Akıl, yalnız başına ma’neviyyâtı, faydalı-zararlı şeyleri anlayamaz. Allahü teâlâ, akıldan faydalanmak için, Peygamberleri, din ışığını yarattı. Peygamberler, dünyâ ve âhırette rahat etme yolunu bildirmeselerdi, akılla bulunamazdı. Bizler tehlikelerden, zararlardan kurtulamazdık. İslâmiyete uymayan veya aklı az olan bir kimse, Peygamberlerden faydalanamaz; zararlardan kurtulamaz.

Şu bir vâkıadır ki, hangi şeyin hak, hangi şeyin bâtıl, hangi şeyin iyi, hangisinin kötü olduğu, ancak, bütün mahlûkâtı yoktan var eden Allah’ın bildirmesiyle bilinir ve anlaşılır. O hâlde, Allahü teâlânın görevlendirdiği Peygamberlerin bildirdikleri şeylere, akla uyup uymadığına bakmadan inanmak gerekir.

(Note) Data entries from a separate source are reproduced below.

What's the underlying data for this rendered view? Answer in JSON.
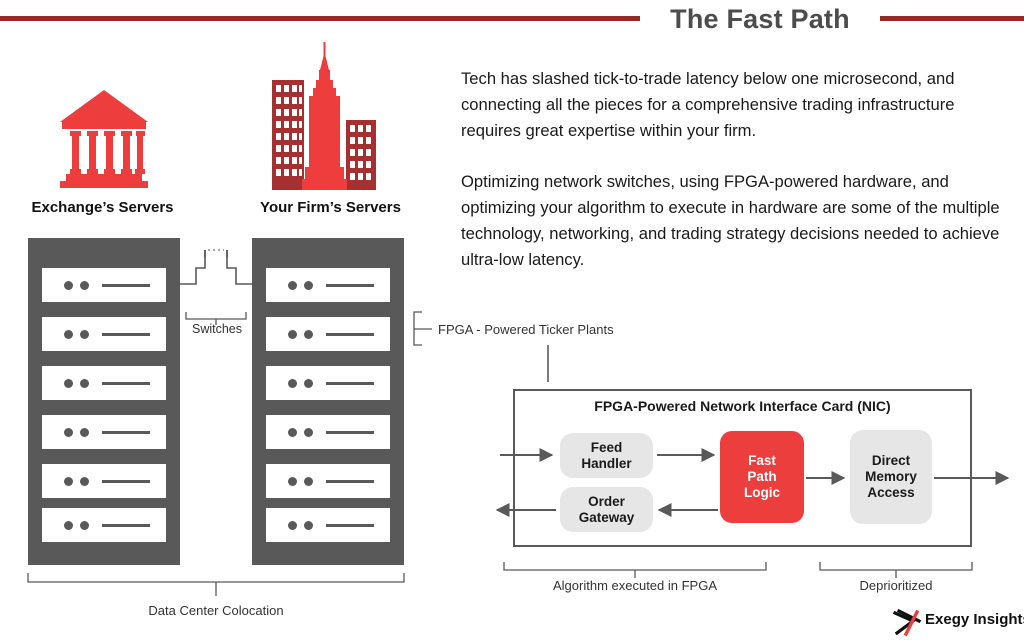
{
  "header": {
    "title": "The Fast Path",
    "rule_color": "#9B2729"
  },
  "copy": {
    "paragraph1": "Tech has slashed tick-to-trade latency below one microsecond, and connecting all the pieces for a comprehensive trading infrastructure requires great expertise within your firm.",
    "paragraph2": "Optimizing network switches, using FPGA-powered hardware, and optimizing your algorithm to execute in hardware are some of the multiple technology, networking, and trading strategy decisions needed to achieve ultra-low latency."
  },
  "icons": {
    "exchange_label": "Exchange’s Servers",
    "firm_label": "Your Firm’s Servers",
    "bank_icon": "bank-icon",
    "city_icon": "city-skyline-icon"
  },
  "diagram_left": {
    "switches_label": "Switches",
    "colocation_label": "Data Center Colocation",
    "ticker_plants_label": "FPGA - Powered Ticker Plants",
    "rack_count": 2,
    "blades_per_rack": 6,
    "rack_color": "#595959"
  },
  "nic": {
    "title": "FPGA-Powered Network Interface Card (NIC)",
    "nodes": [
      {
        "id": "feed-handler",
        "label": "Feed\nHandler",
        "line1": "Feed",
        "line2": "Handler",
        "color": "#e6e6e6"
      },
      {
        "id": "order-gateway",
        "label": "Order\nGateway",
        "line1": "Order",
        "line2": "Gateway",
        "color": "#e6e6e6"
      },
      {
        "id": "fast-path-logic",
        "line1": "Fast",
        "line2": "Path",
        "line3": "Logic",
        "color": "#ED3E3E"
      },
      {
        "id": "direct-memory-access",
        "line1": "Direct",
        "line2": "Memory",
        "line3": "Access",
        "color": "#e6e6e6"
      }
    ],
    "brace_algorithm": "Algorithm executed in FPGA",
    "brace_deprioritized": "Deprioritized"
  },
  "logo": {
    "text": "Exegy Insights",
    "mark": "exegy-x-mark",
    "accent": "#ED3E3E"
  }
}
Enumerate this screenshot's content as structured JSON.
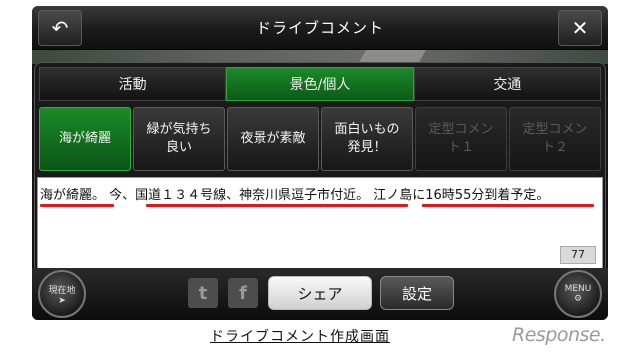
{
  "header": {
    "title": "ドライブコメント",
    "back_icon": "back-arrow-icon",
    "close_icon": "close-icon"
  },
  "tabs": [
    {
      "label": "活動",
      "active": false
    },
    {
      "label": "景色/個人",
      "active": true
    },
    {
      "label": "交通",
      "active": false
    }
  ],
  "comment_buttons": [
    {
      "label": "海が綺麗",
      "state": "active"
    },
    {
      "label": "緑が気持ち\n良い",
      "state": "normal"
    },
    {
      "label": "夜景が素敵",
      "state": "normal"
    },
    {
      "label": "面白いもの\n発見！",
      "state": "normal"
    },
    {
      "label": "定型コメン\nト１",
      "state": "disabled"
    },
    {
      "label": "定型コメン\nト２",
      "state": "disabled"
    }
  ],
  "comment": {
    "text": "海が綺麗。 今、国道１３４号線、神奈川県逗子市付近。 江ノ島に16時55分到着予定。",
    "char_count": "77",
    "underline_color": "#d81b1b"
  },
  "bottom_bar": {
    "left_round_label": "現在地",
    "right_round_label": "MENU",
    "twitter_glyph": "t",
    "facebook_glyph": "f",
    "share_label": "シェア",
    "settings_label": "設定"
  },
  "caption": "ドライブコメント作成画面",
  "watermark": "Response.",
  "colors": {
    "accent_green": "#1b8a28",
    "underline_red": "#d81b1b"
  }
}
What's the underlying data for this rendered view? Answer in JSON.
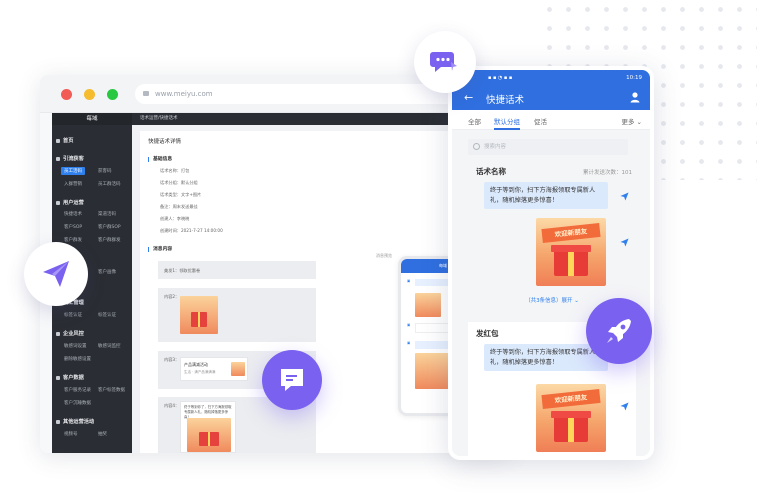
{
  "window": {
    "url": "www.meiyu.com",
    "brand": "每域",
    "breadcrumb": "话术运营/快捷话术",
    "page_title": "快捷话术详情",
    "sections": {
      "basic": "基础信息",
      "content": "消息内容"
    },
    "fields": [
      "话术名称：打包",
      "话术分组：默认分组",
      "话术类型：文字+图片",
      "备注：周末发送最佳",
      "创建人：李晓晓",
      "创建时间：2021-7-27 14:00:00"
    ],
    "message_labels": [
      "文本1：",
      "内容2：",
      "内容3：",
      "内容4："
    ],
    "msg_text": "美发1：领取优惠卷",
    "preview_label": "消息预览",
    "card_title": "产品满减活动",
    "card_sub": "生活 · 满产品满满满",
    "card_long": "终于等到你了，扫下方海报领取专属新人礼，随机掉落更多惊喜！"
  },
  "sidebar": {
    "sections": [
      {
        "label": "首页"
      },
      {
        "label": "引流获客",
        "items": [
          "员工活码",
          "获客码",
          "入群营销",
          "员工群活码"
        ]
      },
      {
        "label": "用户运营",
        "items": [
          "快捷话术",
          "渠道活码",
          "客户SOP",
          "客户群SOP",
          "客户群发",
          "客户群群发"
        ]
      },
      {
        "label": "客户画像"
      },
      {
        "label": "员工管理",
        "items": [
          "标签认证",
          "标签认证"
        ]
      },
      {
        "label": "企业风控",
        "items": [
          "敏感词设置",
          "敏感词监控",
          "删除敏感设置"
        ]
      },
      {
        "label": "客户数据",
        "items": [
          "客户服务记录",
          "客户标签数据",
          "客户沉睡数据"
        ]
      },
      {
        "label": "其他运营活动",
        "items": [
          "视频号",
          "抽奖"
        ]
      }
    ]
  },
  "phone": {
    "status_time": "10:19",
    "title": "快捷话术",
    "tabs": [
      "全部",
      "默认分组",
      "促活"
    ],
    "tab_more": "更多",
    "search_placeholder": "搜索内容",
    "groups": [
      {
        "title": "话术名称",
        "meta": "累计发送次数：101",
        "bubble": "终于等到你，扫下方海报领取专属新人礼，随机掉落更多惊喜！",
        "expand": "（共3条信息）展开"
      },
      {
        "title": "发红包",
        "meta": "累",
        "bubble": "终于等到你，扫下方海报领取专属新人礼，随机掉落更多惊喜！"
      }
    ],
    "poster_banner": "欢迎新朋友"
  },
  "colors": {
    "accent": "#2f6fe0",
    "float_purple": "#7b61f0",
    "sidebar_bg": "#2a2d33"
  },
  "icons": {
    "chat": "chat-bubbles-icon",
    "send": "paper-plane-icon",
    "message": "message-square-icon",
    "rocket": "rocket-icon"
  }
}
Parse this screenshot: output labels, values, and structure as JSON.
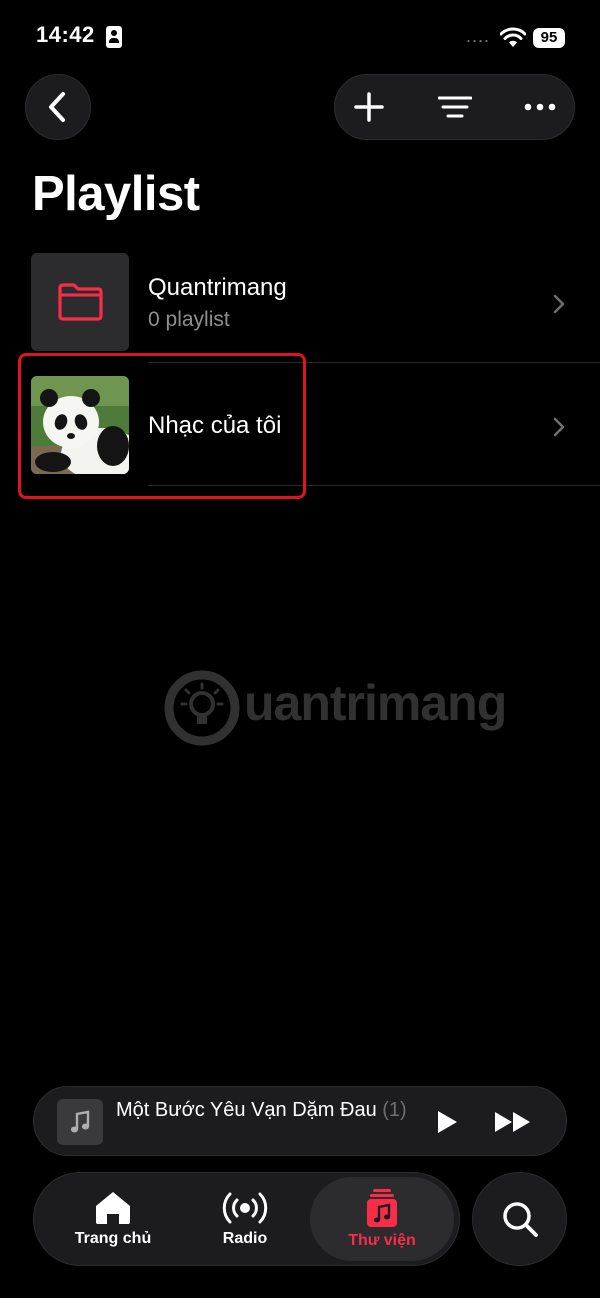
{
  "status_bar": {
    "time": "14:42",
    "signal_dots": "....",
    "battery": "95"
  },
  "header": {
    "title": "Playlist"
  },
  "playlists": [
    {
      "title": "Quantrimang",
      "subtitle": "0 playlist",
      "artwork": "folder-icon"
    },
    {
      "title": "Nhạc của tôi",
      "artwork": "panda-photo"
    }
  ],
  "watermark": {
    "text": "uantrimang"
  },
  "mini_player": {
    "title": "Một Bước Yêu Vạn Dặm Đau",
    "count": "(1)"
  },
  "tabs": [
    {
      "label": "Trang chủ",
      "icon": "home-icon"
    },
    {
      "label": "Radio",
      "icon": "radio-icon"
    },
    {
      "label": "Thư viện",
      "icon": "library-icon",
      "active": true
    }
  ],
  "colors": {
    "accent": "#fa2d48",
    "highlight_box": "#e0141e",
    "background": "#000000"
  }
}
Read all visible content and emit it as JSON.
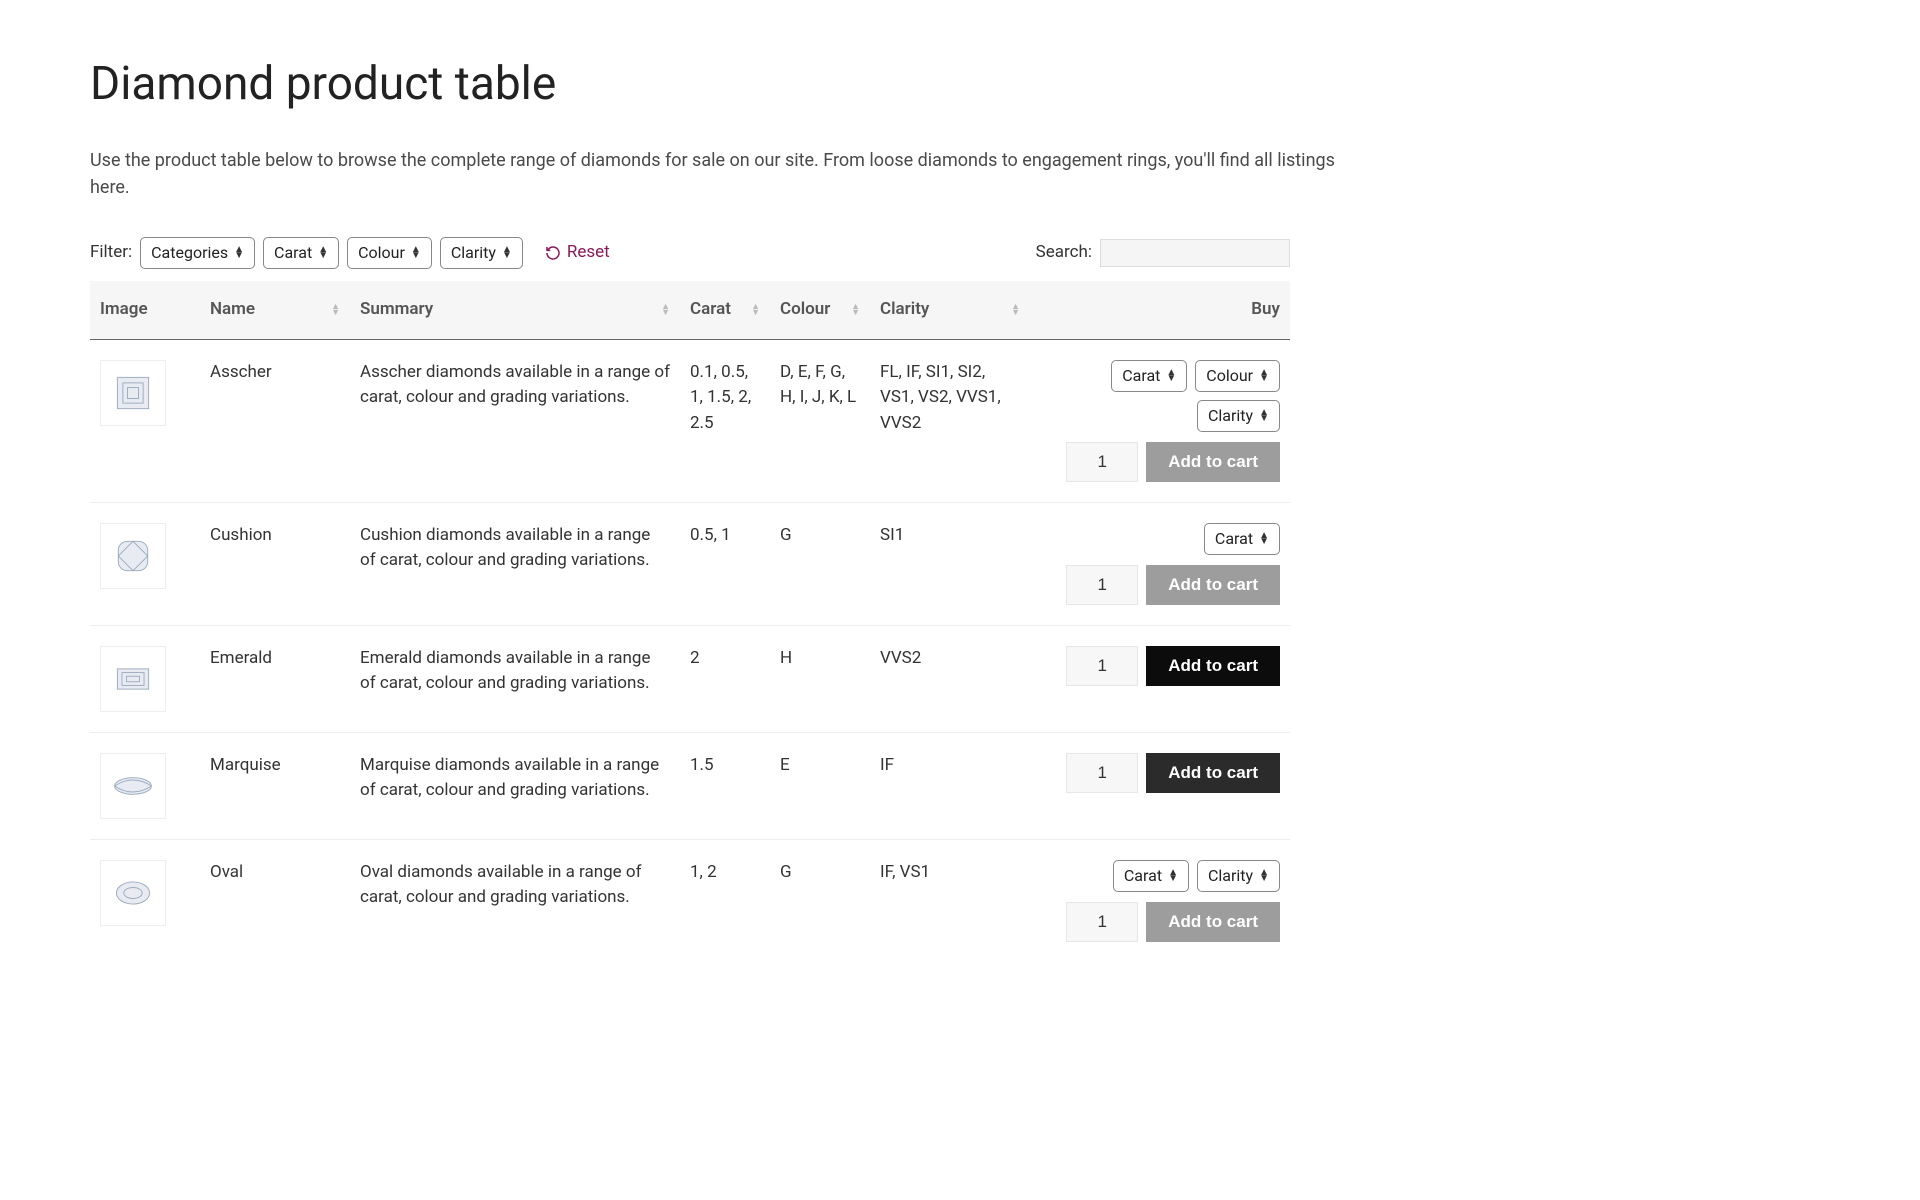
{
  "page": {
    "title": "Diamond product table",
    "intro": "Use the product table below to browse the complete range of diamonds for sale on our site. From loose diamonds to engagement rings, you'll find all listings here."
  },
  "filter": {
    "label": "Filter:",
    "categories": "Categories",
    "carat": "Carat",
    "colour": "Colour",
    "clarity": "Clarity",
    "reset": "Reset"
  },
  "search": {
    "label": "Search:"
  },
  "columns": {
    "image": "Image",
    "name": "Name",
    "summary": "Summary",
    "carat": "Carat",
    "colour": "Colour",
    "clarity": "Clarity",
    "buy": "Buy"
  },
  "buy": {
    "qty_default": "1",
    "add_label": "Add to cart",
    "carat": "Carat",
    "colour": "Colour",
    "clarity": "Clarity"
  },
  "rows": [
    {
      "name": "Asscher",
      "summary": "Asscher diamonds available in a range of carat, colour and grading variations.",
      "carat": "0.1, 0.5, 1, 1.5, 2, 2.5",
      "colour": "D, E, F, G, H, I, J, K, L",
      "clarity": "FL, IF, SI1, SI2, VS1, VS2, VVS1, VVS2",
      "selects": [
        "carat",
        "colour",
        "clarity"
      ],
      "btn_variant": "grey",
      "shape": "asscher"
    },
    {
      "name": "Cushion",
      "summary": "Cushion diamonds available in a range of carat, colour and grading variations.",
      "carat": "0.5, 1",
      "colour": "G",
      "clarity": "SI1",
      "selects": [
        "carat"
      ],
      "btn_variant": "grey",
      "shape": "cushion"
    },
    {
      "name": "Emerald",
      "summary": "Emerald diamonds available in a range of carat, colour and grading variations.",
      "carat": "2",
      "colour": "H",
      "clarity": "VVS2",
      "selects": [],
      "btn_variant": "black",
      "shape": "emerald"
    },
    {
      "name": "Marquise",
      "summary": "Marquise diamonds available in a range of carat, colour and grading variations.",
      "carat": "1.5",
      "colour": "E",
      "clarity": "IF",
      "selects": [],
      "btn_variant": "dark",
      "shape": "marquise"
    },
    {
      "name": "Oval",
      "summary": "Oval diamonds available in a range of carat, colour and grading variations.",
      "carat": "1, 2",
      "colour": "G",
      "clarity": "IF, VS1",
      "selects": [
        "carat",
        "clarity"
      ],
      "btn_variant": "grey",
      "shape": "oval"
    }
  ]
}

Dinimizde aklın ermediği şeyler çoktur. Fakat, akla uymayan hiçbir şey yoktur. Âhıret bilgileri ve Allâhü teâlânın beğenip beğenmediği şeyler ve O’na ibâdet şekilleri, eğer aklın çerçevesi içinde olsalardı ve akıl ile doğru olarak bilinebilseydi, binlerce Peygamberin gönderilmesine lüzûm kalmazdı. O zaman insanlar, dünya ve âhıret saâdetini kendileri bulabilirdi ve Allahü teâlâ, hâşâ Peygamberleri boş yere ve lüzûmsuz göndermiş olurdu. Hiçbir akıl, âhıret bilgilerini bulamayacağı, çözemeyeceği içindir ki, Allahü teâlâ, kullarına çok acıyıp, onların râhat ve huzur içinde yaşamalarını istediği için, her asırda insanlar arasından seçtiği en üstün, en iyi kimseleri Peygamber yapmış, bunlara kitaplar göndererek huzur ve saâdet yolunu göstermiştir.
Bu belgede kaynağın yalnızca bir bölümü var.